Thought Anchors: Which LLM Reasoning Steps Matter?

ICLR 2026 Conference Submission17602 Authors

19 Sept 2025 (modified: 08 Oct 2025)ICLR 2026 Conference SubmissionEveryoneRevisionsBibTeXCC BY 4.0
Keywords: Mechanistic interpretability, interpretability, reasoning models, thinking models, inference‑time scaling, test‑time compute, chain-of-thought, attention, planning, attribution
TL;DR: We introduce black and white box methods for interpreting reasoning LLMs' chain-of-thought at the sentence level, identifying and categorizing sentences with outsized effects on the model's final answer and mapping sentence-sentence dependencies
Abstract: Current frontier large-language models rely on reasoning to achieve state-of-the-art performance. To ensure their safety, it is crucial that we can interpret their computations. Yet, many existing interpretability are limited in this area, as standard methods have been designed to study single forward passes of a model rather than the multi-token computational steps that unfold during reasoning. We argue that analyzing reasoning traces at the sentence level is a promising approach to understanding reasoning processes. We introduce a black-box method that measures each sentence's counterfactual importance by repeatedly sampling replacement sentences from the model, filtering for semantically different ones, and continuing the chain of thought from that point onwards to quantify the sentence's impact on the distribution of final answers. We discover that certain sentences can have an outsized impact on the trajectory of the reasoning trace and final answer. We term these sentences thought anchors. For example, seemingly correct reasoning traces can contain steps with significant negative causal impact that would cause the model to pursue an incorrect answer if not immediately corrected. These thought anchors are generally planning or uncertainty management sentences, and specialized attention heads consistently attend from subsequent sentences to thought anchors.
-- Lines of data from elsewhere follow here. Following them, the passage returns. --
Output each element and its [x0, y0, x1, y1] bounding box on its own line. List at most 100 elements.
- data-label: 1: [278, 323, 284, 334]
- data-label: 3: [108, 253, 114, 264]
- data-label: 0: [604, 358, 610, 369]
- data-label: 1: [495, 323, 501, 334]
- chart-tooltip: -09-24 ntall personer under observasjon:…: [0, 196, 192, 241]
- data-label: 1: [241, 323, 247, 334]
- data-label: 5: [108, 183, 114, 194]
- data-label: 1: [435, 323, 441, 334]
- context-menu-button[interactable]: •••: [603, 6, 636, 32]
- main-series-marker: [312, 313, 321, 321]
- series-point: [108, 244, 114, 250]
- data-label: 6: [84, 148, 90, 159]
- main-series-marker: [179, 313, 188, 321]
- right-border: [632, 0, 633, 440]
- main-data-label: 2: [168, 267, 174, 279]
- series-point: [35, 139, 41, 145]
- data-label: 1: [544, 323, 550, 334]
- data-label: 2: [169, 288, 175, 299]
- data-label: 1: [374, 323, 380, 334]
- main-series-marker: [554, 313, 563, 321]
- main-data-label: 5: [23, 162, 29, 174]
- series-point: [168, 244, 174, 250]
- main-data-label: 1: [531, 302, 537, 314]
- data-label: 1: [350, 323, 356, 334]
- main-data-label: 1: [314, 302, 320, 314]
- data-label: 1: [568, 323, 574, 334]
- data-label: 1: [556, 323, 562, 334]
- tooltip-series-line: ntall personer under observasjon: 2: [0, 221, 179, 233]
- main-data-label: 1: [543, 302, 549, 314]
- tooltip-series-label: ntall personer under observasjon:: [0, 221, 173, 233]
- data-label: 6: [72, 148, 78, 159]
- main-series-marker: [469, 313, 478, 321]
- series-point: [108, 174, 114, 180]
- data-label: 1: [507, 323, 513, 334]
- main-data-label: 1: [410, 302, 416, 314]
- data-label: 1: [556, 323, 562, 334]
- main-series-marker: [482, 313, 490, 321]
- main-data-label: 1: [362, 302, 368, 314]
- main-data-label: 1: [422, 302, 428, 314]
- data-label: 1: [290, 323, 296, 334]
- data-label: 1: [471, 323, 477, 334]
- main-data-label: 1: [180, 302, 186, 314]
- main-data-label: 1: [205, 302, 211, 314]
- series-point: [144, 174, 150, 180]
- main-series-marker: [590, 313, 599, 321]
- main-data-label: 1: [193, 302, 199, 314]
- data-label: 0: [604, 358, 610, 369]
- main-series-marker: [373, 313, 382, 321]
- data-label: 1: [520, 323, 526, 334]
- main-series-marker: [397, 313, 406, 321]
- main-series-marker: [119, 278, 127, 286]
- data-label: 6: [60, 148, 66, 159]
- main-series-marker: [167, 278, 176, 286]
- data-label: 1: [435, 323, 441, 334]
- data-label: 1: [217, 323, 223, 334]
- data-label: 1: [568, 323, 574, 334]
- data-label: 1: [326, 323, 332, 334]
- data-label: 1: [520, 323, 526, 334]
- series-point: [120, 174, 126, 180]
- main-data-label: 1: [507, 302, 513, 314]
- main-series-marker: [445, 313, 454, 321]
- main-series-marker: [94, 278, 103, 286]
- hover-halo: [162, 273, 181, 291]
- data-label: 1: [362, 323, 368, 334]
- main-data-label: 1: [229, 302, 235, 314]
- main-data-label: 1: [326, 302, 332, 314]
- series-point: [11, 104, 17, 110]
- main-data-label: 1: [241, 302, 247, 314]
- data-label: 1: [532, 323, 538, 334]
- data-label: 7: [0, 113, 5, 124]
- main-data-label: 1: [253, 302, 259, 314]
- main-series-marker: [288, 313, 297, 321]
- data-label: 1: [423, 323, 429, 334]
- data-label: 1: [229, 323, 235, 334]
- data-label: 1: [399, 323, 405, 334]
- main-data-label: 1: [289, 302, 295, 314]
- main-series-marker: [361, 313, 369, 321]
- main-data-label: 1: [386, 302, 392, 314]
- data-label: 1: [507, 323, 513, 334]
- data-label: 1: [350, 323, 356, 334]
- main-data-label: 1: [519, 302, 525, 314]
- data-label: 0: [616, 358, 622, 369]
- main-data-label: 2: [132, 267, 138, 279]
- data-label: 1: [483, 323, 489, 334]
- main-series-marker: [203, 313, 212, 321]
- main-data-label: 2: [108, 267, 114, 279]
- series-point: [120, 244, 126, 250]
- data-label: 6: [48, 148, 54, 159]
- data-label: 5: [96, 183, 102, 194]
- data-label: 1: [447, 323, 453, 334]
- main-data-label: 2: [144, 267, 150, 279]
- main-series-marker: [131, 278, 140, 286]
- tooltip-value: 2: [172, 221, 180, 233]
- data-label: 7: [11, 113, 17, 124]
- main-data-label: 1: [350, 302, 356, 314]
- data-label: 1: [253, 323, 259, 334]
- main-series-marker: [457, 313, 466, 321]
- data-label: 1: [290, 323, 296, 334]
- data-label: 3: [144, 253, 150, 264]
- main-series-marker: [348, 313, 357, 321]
We further show that examining sentence-sentence causal links within the reasoning trace gives insight into the models behavior. Such information can be used to predict a problem's difficulty and the extent different question domains involve sequential or diffuse reasoning. As a proof-of-concept, we demonstrate that our techniques together provide a practical toolkit for analyzing reasoning models by conducting a detailed case study of how the model solves a difficult math problem, finding that our techniques yield a consistent picture of the reasoning trace's structure. We provide an open-source tool (anonymous-interface.com/ta) for visualizing the outputs of our methods on further problems. The identified convergence across methods and consistencies in motifs across analyses demonstrate the potential of sentence-level analysis for a deeper understanding of reasoning models.